A WOMAN who suffered a life-threatening heart attack has been saved following several shocks from a community defibrillator kept at Station Approach.

Leona Carpenter, 70, was eating lunch with her friends at Foxy’s Café and Deli, Victoria Road, when she went into cardiac arrest.

Two men who were First Aid trained, a retired nurse, and a doctor also happened to be lunching at the café when Mrs Carpenter collapsed.

“She was chatting and suddenly she went this grey colour,” explained the café’s owner, Sian Fox. “She slid off the chair, slumped to the floor, and was totally unresponsive.”

“What an amazing group of people that happened to be in here - a retired nurse, a trainee nurse, a doctor, and the two first aiders.

“They were just having lunch. It’s incredible.”

Penarth RNLI volunteer, Jason Dunlop, and former Cardiff City manager, Russell Slade, attempted to resuscitate Mrs Carpenter who lay motionless on the floor.

“I love the homemade soup at Foxy’s,” said Mr Slade, “so I talked Jason into having a bowl – after that he said never again!

“There was a big thud and the lady just dropped to the floor.

“We put her into the recovery position, but it wasn’t long until we realised she was in real trouble.”

She finally began to breathe again after sustaining three shots from a public defibrillator retrieved from the K-Tax taxi office.

It was the first time that the defibrillator was used.

Mr Slade called it an ‘absolute lifesaver.’

He said: “It was teamwork. We worked together to keep her going.

“Fortunately we had the defibrillator and we used three lots of shots.

“Eventually we got her breathing back.

“We just want her to make a full recovery and live life to the full. I’m please we were able to play a little part in that."

The defibrillator was purchased in 2018 following a campaign to raise funds by Angelina Hall and Cathy O’Doherty, co-owners of Glass By Design.

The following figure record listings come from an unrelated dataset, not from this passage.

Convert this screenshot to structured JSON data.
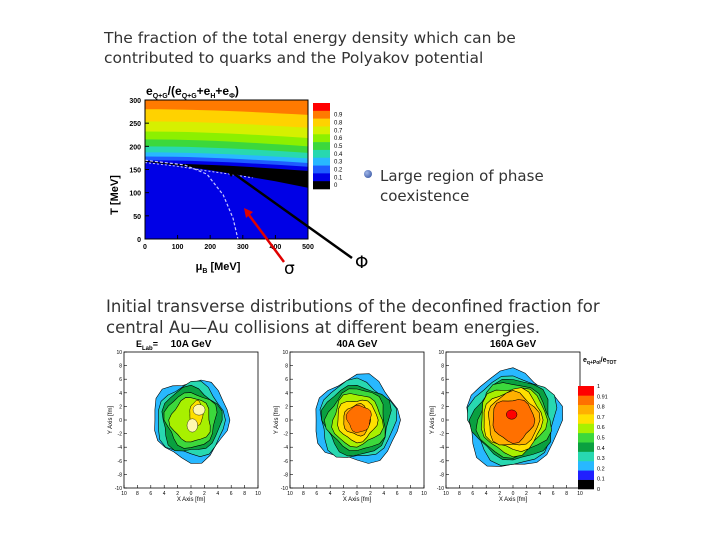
{
  "slide": {
    "title_top": "The fraction of the total energy density which can be contributed to quarks and the Polyakov potential",
    "note": "Large region of phase coexistence",
    "sigma_label": "σ",
    "phi_label": "Φ",
    "title_bottom": "Initial transverse distributions of the deconfined fraction for central Au—Au collisions at different beam energies."
  },
  "chart_data": [
    {
      "type": "heatmap",
      "title_parts": [
        "e",
        "Q+G",
        "/(e",
        "Q+G",
        "+e",
        "H",
        "+e",
        "Φ",
        ")"
      ],
      "xlabel_parts": [
        "μ",
        "B",
        " [MeV]"
      ],
      "ylabel": "T [MeV]",
      "xlim": [
        0,
        500
      ],
      "ylim": [
        0,
        300
      ],
      "xticks": [
        "0",
        "100",
        "200",
        "300",
        "400",
        "500"
      ],
      "yticks": [
        "0",
        "50",
        "100",
        "150",
        "200",
        "250",
        "300"
      ],
      "colorbar_ticks": [
        "0.9",
        "0.8",
        "0.7",
        "0.6",
        "0.5",
        "0.4",
        "0.3",
        "0.2",
        "0.1",
        "0"
      ],
      "colors": [
        "#ff0000",
        "#ff7a00",
        "#ffd200",
        "#d6f000",
        "#8cf000",
        "#3cd83c",
        "#28d8b0",
        "#28b8ff",
        "#1e5cff",
        "#0000e6",
        "#000000"
      ],
      "contour_levels": [
        {
          "level": 0.9,
          "T_at_mu0": 280,
          "T_at_mu500": 268
        },
        {
          "level": 0.8,
          "T_at_mu0": 254,
          "T_at_mu500": 240
        },
        {
          "level": 0.7,
          "T_at_mu0": 232,
          "T_at_mu500": 218
        },
        {
          "level": 0.6,
          "T_at_mu0": 215,
          "T_at_mu500": 200
        },
        {
          "level": 0.5,
          "T_at_mu0": 200,
          "T_at_mu500": 186
        },
        {
          "level": 0.4,
          "T_at_mu0": 187,
          "T_at_mu500": 174
        },
        {
          "level": 0.3,
          "T_at_mu0": 178,
          "T_at_mu500": 164
        },
        {
          "level": 0.2,
          "T_at_mu0": 170,
          "T_at_mu500": 156
        },
        {
          "level": 0.1,
          "T_at_mu0": 163,
          "T_at_mu500": 147
        }
      ],
      "coexistence_line": [
        [
          0,
          168
        ],
        [
          100,
          160
        ],
        [
          200,
          150
        ],
        [
          300,
          138
        ],
        [
          400,
          126
        ],
        [
          500,
          112
        ]
      ],
      "crossover_curve_sigma": [
        [
          0,
          170
        ],
        [
          120,
          160
        ],
        [
          190,
          140
        ],
        [
          240,
          95
        ],
        [
          270,
          45
        ],
        [
          285,
          0
        ]
      ],
      "chiral_curve": [
        [
          0,
          165
        ],
        [
          100,
          157
        ],
        [
          180,
          148
        ],
        [
          260,
          140
        ],
        [
          330,
          132
        ]
      ],
      "sigma_arrow_target": [
        250,
        70
      ],
      "phi_arrow_target": [
        270,
        150
      ]
    },
    {
      "type": "heatmap",
      "panel_label": "10A GeV",
      "corner_label_parts": [
        "E",
        "Lab",
        "="
      ],
      "xlabel": "X Axis [fm]",
      "ylabel": "Y Axis [fm]",
      "xlim": [
        -10,
        10
      ],
      "ylim": [
        -10,
        10
      ],
      "xticks": [
        "10",
        "8",
        "6",
        "4",
        "2",
        "0",
        "2",
        "4",
        "6",
        "8",
        "10"
      ],
      "yticks": [
        "10",
        "8",
        "6",
        "4",
        "2",
        "0",
        "-2",
        "-4",
        "-6",
        "-8",
        "-10"
      ],
      "max_fraction": 0.7
    },
    {
      "type": "heatmap",
      "panel_label": "40A GeV",
      "xlabel": "X Axis [fm]",
      "ylabel": "Y Axis [fm]",
      "xlim": [
        -10,
        10
      ],
      "ylim": [
        -10,
        10
      ],
      "xticks": [
        "10",
        "8",
        "6",
        "4",
        "2",
        "0",
        "2",
        "4",
        "6",
        "8",
        "10"
      ],
      "yticks": [
        "10",
        "8",
        "6",
        "4",
        "2",
        "0",
        "-2",
        "-4",
        "-6",
        "-8",
        "-10"
      ],
      "max_fraction": 0.8
    },
    {
      "type": "heatmap",
      "panel_label": "160A GeV",
      "xlabel": "X Axis [fm]",
      "ylabel": "Y Axis [fm]",
      "xlim": [
        -10,
        10
      ],
      "ylim": [
        -10,
        10
      ],
      "xticks": [
        "10",
        "8",
        "6",
        "4",
        "2",
        "0",
        "2",
        "4",
        "6",
        "8",
        "10"
      ],
      "yticks": [
        "10",
        "8",
        "6",
        "4",
        "2",
        "0",
        "-2",
        "-4",
        "-6",
        "-8",
        "-10"
      ],
      "max_fraction": 1.0,
      "legend_title_parts": [
        "e",
        "q+Pol",
        "/e",
        "TOT"
      ],
      "colorbar_ticks": [
        "1",
        "0.91",
        "0.8",
        "0.7",
        "0.6",
        "0.5",
        "0.4",
        "0.3",
        "0.2",
        "0.1",
        "0"
      ],
      "colors": [
        "#000000",
        "#2020ff",
        "#28b8ff",
        "#28d8b0",
        "#0aa040",
        "#3cd83c",
        "#a8f000",
        "#ffe000",
        "#ffb000",
        "#ff7000",
        "#ff0000"
      ]
    }
  ]
}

In addition to nearly £1000 raised by the pair, money was also donated by several local businesses at Station Approach.

Angelina said: “We are so proud that the community of Station Approach came together, and we have been able to save a life.”

“We are now going to raise money to rearm the defibrillator with a new battery and pads.

“We would also like to get Welsh Hearts to deliver an evening of training as this was a very sobering lesson to us all.

“Making sure as many of us as possible are trained to use the defibrillator and can give CPR will ensure that we are all prepared in the future.”

According to figures by the Welsh Ambulance Service, 8,000 people in Wales experience a sudden cardiac arrest each year.

When a defibrillator is used correctly, there is a 70 per cent chance of survival.

They will not create a shock unless it is safe to do so and they come with instructions.

“Because of the availability, the defibrillator was used within five minutes which is phenomenal,” said Jason Dunlop, who’s wife owns Umpa Lumpa Sweet Shop in Windsor Arcade.

“It’s an important story – people need to know that there are defibrillators in the community, and they do help people’s chances of surviving.

“There’s nothing wrong with having a go.

“The community we live in is pretty amazing.

“In these hard times, this is a great example of when communities coming together can make a difference.”

Mrs Carpenter was taken in an ambulance to a hospital where she later regained consciousness.

Her husband, Richard, said she is expected to make a full recovery following further treatment.